Même si la quatrième de couverture nous indique que l’auteur  a fait des recherches ‘approfondies sur  l’histoire et le milieu de la drogue en Colombie’, cela ne constitue pas la force du livre, et serait même frustrant si pris au mot. Car si l’on perçoit quelques grands événements ayant marqué le pays (prise d’assaut ultra violente du Tribunal de Bogota, villages vampirisés par les guérilleros des FARC …) l’auteur s’attache surtout à des vécus particuliers situés ‘ici et maintenant’, les entremêle (y compris dans la forme narrative et la succession des parties), tissant des géographies entre les personnages, des fils qui les relient tous  : de l’événement narratif perçu et traité sous l’angle d’une autre subjectivité, ou simplement d’une communauté de conditions et d’espoirs.
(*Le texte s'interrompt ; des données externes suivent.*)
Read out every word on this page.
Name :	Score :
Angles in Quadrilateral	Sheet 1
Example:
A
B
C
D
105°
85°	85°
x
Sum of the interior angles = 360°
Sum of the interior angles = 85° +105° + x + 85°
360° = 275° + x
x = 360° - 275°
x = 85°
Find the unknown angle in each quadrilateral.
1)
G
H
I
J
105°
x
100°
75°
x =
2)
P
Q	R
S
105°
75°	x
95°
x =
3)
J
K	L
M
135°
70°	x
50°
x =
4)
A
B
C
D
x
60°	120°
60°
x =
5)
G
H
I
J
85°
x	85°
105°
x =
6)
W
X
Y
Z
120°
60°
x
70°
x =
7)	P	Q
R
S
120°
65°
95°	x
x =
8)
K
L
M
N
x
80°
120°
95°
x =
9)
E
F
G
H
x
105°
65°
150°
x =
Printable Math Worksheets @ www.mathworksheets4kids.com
Ce procédé m’a un peu fait penser aux scénarios d’Alejandro Gonzales Inarritu,  c’était très étonnant de le lire !
Le roman aurait gagné à être un peu plus court, d’autant que les scènes érotiques finissent par devenir extrêmement lassantes et par apparaître comme des choix de facilité ou de remplissage gratuit. Dommage, car il aurait été pour moi un très très grand livre sans cet affaissement sensible du rythme et de l’exigence narrative.
Je vous en conseille cependant très vivement la lecture.